Michelle Gielan, founder of the Institute for Applied Positive Research and best-selling author of Broadcasting Happiness, agrees. She works with organizations on building a positive culture based research around the development of positive habits.
“Organizations are changing, responding to data coming out of positive psychology that shows that by increasing workplace happiness, you can increase productivity by 31% and increase sales by 37%,” says Gielan. “Organizations of the future will put a large emphasis on personal growth, remembering that workers are human. They need to feel a sense of engagement, passion for the purpose their role and the organization are trying to fulfill, in order to feel that their work matters.”
Mindfulness of What Matters
One area of personal and professional growth where many organizations are focusing, is mindfulness and mindful leadership. “We live in an era of continuous partial attention,” says Janice Marturano, Founder and Executive Director of the Institute for Mindful Leadership, and best selling author of Finding the Space to Lead. Our brains grow accustomed to being on autopilot and that leads to disengagement.

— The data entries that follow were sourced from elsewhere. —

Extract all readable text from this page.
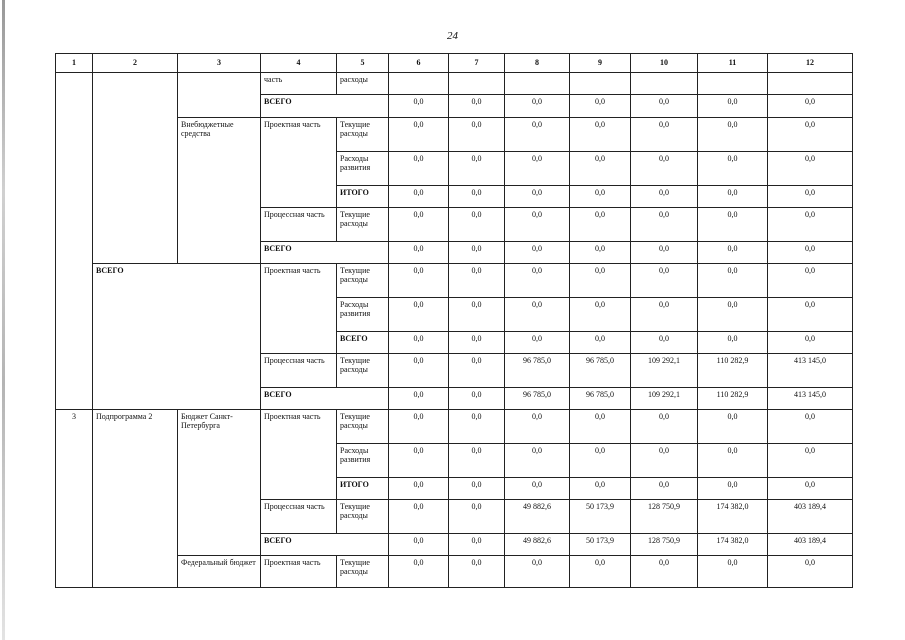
24
1	2	3	4	5	6	7	8	9	10	11	12
			часть	расходы							
			ВСЕГО		0,0	0,0	0,0	0,0	0,0	0,0	0,0
		Внебюджетные средства	Проектная часть	Текущие расходы	0,0	0,0	0,0	0,0	0,0	0,0	0,0
				Расходы развития	0,0	0,0	0,0	0,0	0,0	0,0	0,0
				ИТОГО	0,0	0,0	0,0	0,0	0,0	0,0	0,0
			Процессная часть	Текущие расходы	0,0	0,0	0,0	0,0	0,0	0,0	0,0
			ВСЕГО		0,0	0,0	0,0	0,0	0,0	0,0	0,0
	ВСЕГО		Проектная часть	Текущие расходы	0,0	0,0	0,0	0,0	0,0	0,0	0,0
				Расходы развития	0,0	0,0	0,0	0,0	0,0	0,0	0,0
				ВСЕГО	0,0	0,0	0,0	0,0	0,0	0,0	0,0
			Процессная часть	Текущие расходы	0,0	0,0	96 785,0	96 785,0	109 292,1	110 282,9	413 145,0
			ВСЕГО		0,0	0,0	96 785,0	96 785,0	109 292,1	110 282,9	413 145,0
3	Подпрограмма 2	Бюджет Санкт-Петербурга	Проектная часть	Текущие расходы	0,0	0,0	0,0	0,0	0,0	0,0	0,0
				Расходы развития	0,0	0,0	0,0	0,0	0,0	0,0	0,0
				ИТОГО	0,0	0,0	0,0	0,0	0,0	0,0	0,0
			Процессная часть	Текущие расходы	0,0	0,0	49 882,6	50 173,9	128 750,9	174 382,0	403 189,4
			ВСЕГО		0,0	0,0	49 882,6	50 173,9	128 750,9	174 382,0	403 189,4
		Федеральный бюджет	Проектная часть	Текущие расходы	0,0	0,0	0,0	0,0	0,0	0,0	0,0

“We are surrounded and impacted every day by the things that distract us. We have to re-learn how to pay attention to what matters,” says Marturano. “And we need to train our minds to take what I call ‘purposeful pauses’-mini-mindfulness breaks-to step off autopilot and to be more focused, clear, and creative. – This training helps people get focused on what matters so they can make reflective rather than reactive choices.” One of those areas of choice are individual’s values. Organizations can’t tell workers what their values should be, but we can use the reflections of mindful leadership training to help people identify their values and tap into the purpose that they share with their colleagues and the organization.
But why the sudden focus on mindfulness? Amy Blankson, co-founder of GoodThink, says “the lines are blurring between work and home, school and play. Creating a separation between work and home is very difficult. Flexible scheduling sounds great but for most people the reality is that they are actually working more – logging in after kids go to bed, or before families wake up, as a sort of payback for time not spent in the office.”
Mindfulness allows workers to implement boundaries that help them focus on what’s most important, balancing their use of technology and the tyranny of the urgent that can accompany it, with their human needs.
Leading with Emotional Intelligence
Another important component of employee engagement is emotionally intelligent leadership. Bill Benjamin, an emotional intelligence, performance and leadership expert and partner at Institute for Health and Human Potential, says that “emotional intelligence is thinking under pressure about how to motivate and inspire people to do their best work.”
It takes emotional intelligence to understand what’s standing in the way of engagement. “Are employees stressed out? What are they doing? How are they feeling?” asks Benjamin. “Leaders need to understand the answers to those questions so they can help to inspire, educate and initiate change in the culture of an organization.”
Emotionally intelligent leaders understand that people need to make a connection with the organization’s purpose and be mindful so they can carry it out. Says Benjamin, “awareness and meditation – mindfulness – are ways for leaders to establish habits that are effective in helping them to manage their own emotions and stress and to help others cope with theirs.”
So, what’s the connection between mindfulness, emotional intelligence and happiness in the workplace? The connection is engagement with purpose – mindfulness and emotional intelligence are effective ways to support workplace engagement. And if employees are passionate and engaged with purpose, happiness – for employees, managers and customers – may just be the result.